Allen Ginsberg on the Proverbs from The Marriage of Heaven and Hell continues from here
AG: Well, I want to skip to some of them that are my favorites. If I’m skipping one that anybody really likes, please expound it. But I’ll just go on to the ones I can expound naturally without having to think too hard.
“What is now proved was once, only imagin’d.” – Like Jules Verne in “Voyage to the Moon“. Science fiction. Or I remember in 1956 and ‘7, Peter (Orlovsky) and I and Gregory (Corso) and (William) Burroughs were thinking about the fall of America, or thinking America was going to have a nervous breakdown, and it did, say, with Watergate or with the Vietnam War – it had a big nervous breakdown. “What is now proved was once, only imagin’d.” Shadow changes into bone. A thought turns into reality. That’s sort of like a karmic shot, also, that a collection or set of thoughts will ultimately come through if you cling to them enough, or, if the fool would persist in his folly long enough he’d become wise. It would relate to that, also.

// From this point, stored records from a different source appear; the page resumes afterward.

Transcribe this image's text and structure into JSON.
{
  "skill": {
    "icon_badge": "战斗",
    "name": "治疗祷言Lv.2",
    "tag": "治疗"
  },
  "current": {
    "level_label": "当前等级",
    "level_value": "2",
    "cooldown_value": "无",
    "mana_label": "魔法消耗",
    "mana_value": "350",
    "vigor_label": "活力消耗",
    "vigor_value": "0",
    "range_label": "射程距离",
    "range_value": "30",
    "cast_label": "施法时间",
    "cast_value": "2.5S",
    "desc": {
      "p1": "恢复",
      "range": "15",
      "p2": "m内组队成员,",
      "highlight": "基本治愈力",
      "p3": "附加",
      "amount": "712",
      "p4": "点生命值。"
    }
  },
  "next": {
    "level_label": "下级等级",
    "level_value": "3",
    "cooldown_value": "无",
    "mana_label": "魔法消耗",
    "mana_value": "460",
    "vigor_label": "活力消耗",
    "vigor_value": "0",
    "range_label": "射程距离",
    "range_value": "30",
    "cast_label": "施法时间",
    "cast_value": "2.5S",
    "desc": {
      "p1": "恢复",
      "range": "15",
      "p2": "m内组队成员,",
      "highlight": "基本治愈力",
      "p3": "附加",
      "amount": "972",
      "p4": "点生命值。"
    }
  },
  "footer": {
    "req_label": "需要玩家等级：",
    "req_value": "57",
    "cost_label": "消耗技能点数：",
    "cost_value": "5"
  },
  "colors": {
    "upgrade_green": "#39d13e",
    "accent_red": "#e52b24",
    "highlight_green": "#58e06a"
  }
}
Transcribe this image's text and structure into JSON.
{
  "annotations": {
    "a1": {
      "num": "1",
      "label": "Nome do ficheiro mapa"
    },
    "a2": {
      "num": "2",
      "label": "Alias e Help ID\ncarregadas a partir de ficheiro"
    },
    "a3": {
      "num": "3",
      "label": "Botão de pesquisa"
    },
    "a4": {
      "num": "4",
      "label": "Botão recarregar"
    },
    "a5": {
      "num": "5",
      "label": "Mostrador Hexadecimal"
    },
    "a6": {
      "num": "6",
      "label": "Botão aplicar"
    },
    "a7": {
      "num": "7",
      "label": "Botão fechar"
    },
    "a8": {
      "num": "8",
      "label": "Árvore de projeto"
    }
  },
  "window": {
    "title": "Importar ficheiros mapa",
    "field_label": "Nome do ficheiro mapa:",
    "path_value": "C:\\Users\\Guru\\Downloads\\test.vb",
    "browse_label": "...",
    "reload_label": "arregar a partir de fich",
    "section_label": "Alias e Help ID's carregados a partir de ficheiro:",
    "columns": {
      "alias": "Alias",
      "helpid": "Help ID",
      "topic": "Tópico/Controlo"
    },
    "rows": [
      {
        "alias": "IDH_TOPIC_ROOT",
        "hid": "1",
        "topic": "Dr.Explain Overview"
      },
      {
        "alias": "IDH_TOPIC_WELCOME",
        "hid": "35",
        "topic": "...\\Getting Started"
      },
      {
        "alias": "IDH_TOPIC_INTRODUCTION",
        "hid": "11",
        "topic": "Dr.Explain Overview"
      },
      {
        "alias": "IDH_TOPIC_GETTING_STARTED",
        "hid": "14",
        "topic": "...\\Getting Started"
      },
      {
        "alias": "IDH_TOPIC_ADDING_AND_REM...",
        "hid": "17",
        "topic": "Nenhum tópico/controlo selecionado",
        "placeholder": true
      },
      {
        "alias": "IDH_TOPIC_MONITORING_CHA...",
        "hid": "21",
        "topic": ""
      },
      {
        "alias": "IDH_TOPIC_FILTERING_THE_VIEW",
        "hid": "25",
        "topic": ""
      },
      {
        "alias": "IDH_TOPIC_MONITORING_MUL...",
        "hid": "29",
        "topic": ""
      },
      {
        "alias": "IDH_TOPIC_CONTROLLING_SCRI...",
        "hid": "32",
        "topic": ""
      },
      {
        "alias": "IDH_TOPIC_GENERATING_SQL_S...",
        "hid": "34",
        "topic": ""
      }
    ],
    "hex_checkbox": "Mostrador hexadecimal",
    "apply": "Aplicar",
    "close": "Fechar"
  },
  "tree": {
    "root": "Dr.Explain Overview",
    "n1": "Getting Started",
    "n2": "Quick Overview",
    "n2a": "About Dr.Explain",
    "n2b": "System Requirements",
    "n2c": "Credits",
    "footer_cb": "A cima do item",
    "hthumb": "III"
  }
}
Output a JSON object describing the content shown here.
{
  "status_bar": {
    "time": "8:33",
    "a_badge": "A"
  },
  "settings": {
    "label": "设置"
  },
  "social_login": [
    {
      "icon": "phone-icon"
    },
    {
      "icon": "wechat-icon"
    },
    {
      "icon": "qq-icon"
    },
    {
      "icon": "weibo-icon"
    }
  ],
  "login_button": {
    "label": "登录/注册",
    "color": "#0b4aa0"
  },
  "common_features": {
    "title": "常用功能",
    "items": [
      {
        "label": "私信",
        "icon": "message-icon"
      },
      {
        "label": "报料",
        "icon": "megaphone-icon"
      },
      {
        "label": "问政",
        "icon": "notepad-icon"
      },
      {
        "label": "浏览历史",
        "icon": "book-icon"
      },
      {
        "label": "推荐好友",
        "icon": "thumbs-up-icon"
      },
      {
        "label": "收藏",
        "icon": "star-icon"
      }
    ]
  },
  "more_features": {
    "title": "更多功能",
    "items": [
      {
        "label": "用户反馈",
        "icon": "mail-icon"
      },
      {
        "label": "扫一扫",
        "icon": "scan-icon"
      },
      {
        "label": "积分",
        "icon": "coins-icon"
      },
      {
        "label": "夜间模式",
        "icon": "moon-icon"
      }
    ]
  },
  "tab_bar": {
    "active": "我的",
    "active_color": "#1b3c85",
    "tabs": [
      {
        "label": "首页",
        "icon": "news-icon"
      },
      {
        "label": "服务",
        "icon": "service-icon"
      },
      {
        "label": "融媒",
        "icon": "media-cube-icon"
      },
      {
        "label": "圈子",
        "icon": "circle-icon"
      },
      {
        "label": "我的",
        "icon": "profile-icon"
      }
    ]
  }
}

Which, for instance, actually,…”What is now proved was once only imagined”. This is the proof. What is now proved in proof. What is now proved and in proof, the mass edition of Blake’s prophetic books, was once only imagined. At one point he only imagined them, and then he only made nine copies of this, so this was only imagined once as being something for everybody to read, and now it’s proved, it’s really here. Everybody’s reading it and there’s a mass edition in public with thousands of copies and it’ll (be an)influence from 1975 on, it’s going to influence an awful lot of people. It’s like having Western-made koans, or a Zen master with Western pictures, too. Pictures and words, or wisdom that breaks through the rationalistic Urizenic Western civilization mind. So the fact that we’re sitting here looking at these, is the proof of that particular pudding.